President Goodluck Jonathan
Plans by the Federal and Benue State Governments to negotiate the
payment of N41.8 billion compensatory damages awarded the victims of
2001 Zaki-Ibiam armed soldiers invasion for loss of lives and
properties have been rejected by some of the victims.
The victims denied the knowledge of move by the Federal Government to
settle them with N8 billion through the state government in lieu of the
judgment and insisted that Benue State has no authority to act on their
behalf.
In a petition to President Goodluck Jonathan, the victims expressed
displeasure that they were not consulted before the alleged out of court
settlement was reached.
In the petition dated March 11, 2013, the victims represented by their
counsel, Chief Sebastian Hon (SAN), praised the move by the Federal
Government to honour the judgment but said no Benue State government
official had been given the authority to negotiate for payment of N8
billion as full and final satisfaction of the judgment sum.
A Federal High Court had six years ago awarded N41.8 billion damages
against the Federal Government for the loss of lives and property
incurred by the people of Zaki-Ibiam during the soldiers brutal attacks
on their communities in 2001.
The petitions signed by Chief Sebastine Hon (SAN) and delivered to the
Presidency Monday read in part: “Our clients are deeply worried that
over two weeks after they wrote to you through our office, there has
been no reply from your high office, in spite of the weight of the
issues we raised in our first letter on the matter.

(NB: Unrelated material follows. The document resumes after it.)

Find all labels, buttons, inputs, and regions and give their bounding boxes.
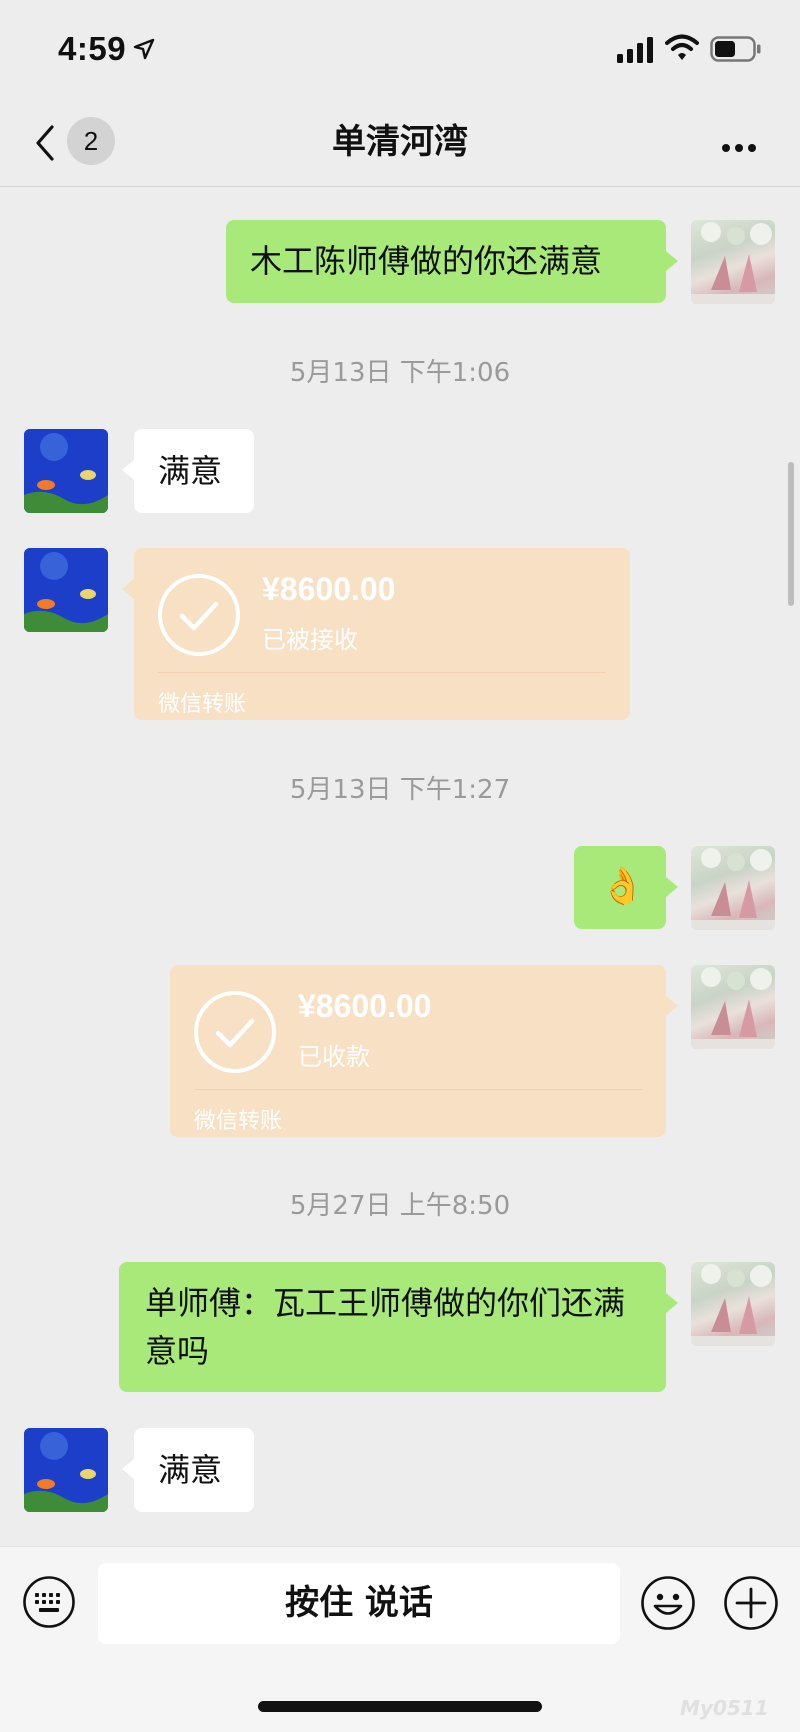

“Rather, our clients have continued to read in the media about alleged
settlement between the Federal Government and the Benue State Government
for the judgment debt to be reduced from N41.8 billion to a mere N8
billion.
“More worrisome, is the fact that those media stories started surfacing
immediately after we wrote to your respected office demanding for
payment of the entire judgment sum.
“Our clients have instructed us to inform you in the strongest possible
terms, yet with utmost respect to your good and exalted self and
office, that they did not at any time brief anybody, particularly any
official of the Benue State Government, to negotiate for payment of the
sum of N8 billion as full and final satisfaction of the judgment sum
above-stated.
“The actual and collateral damage done to our clients and millions of
other persons who were directly or indirectly affected by the genocide
of 2001 cannot even be compensated in monetary terms; hence any
insinuation that the sum of N41.8 billion awarded by the Federal High
Court is too big an amount is, with respect, not well-grounded.”
“As we humbly pleaded with Your Excellency in our previous
correspondence, we hereby reiterate that as the father of the nation,
and given the enormous psychological and real damage caused the TIV
people by the rampaging soldiers in 2001, it is just fair, just and
reasonable that this entire judgment sum be paid to our clients through
our office and to other judgment creditors, to avoid a feeling among the
fourth largest tribe in Nigeria, the Tiv nation, of deliberate
government alienation.
“The blood of the victims of the Zaki Ibiam genocide, both living and
dead, is crying for justice, more than twelve years after the genocide;
and more than six years after the Federal High Court awarded
compensatory damages to the hapless victims of that infamy.”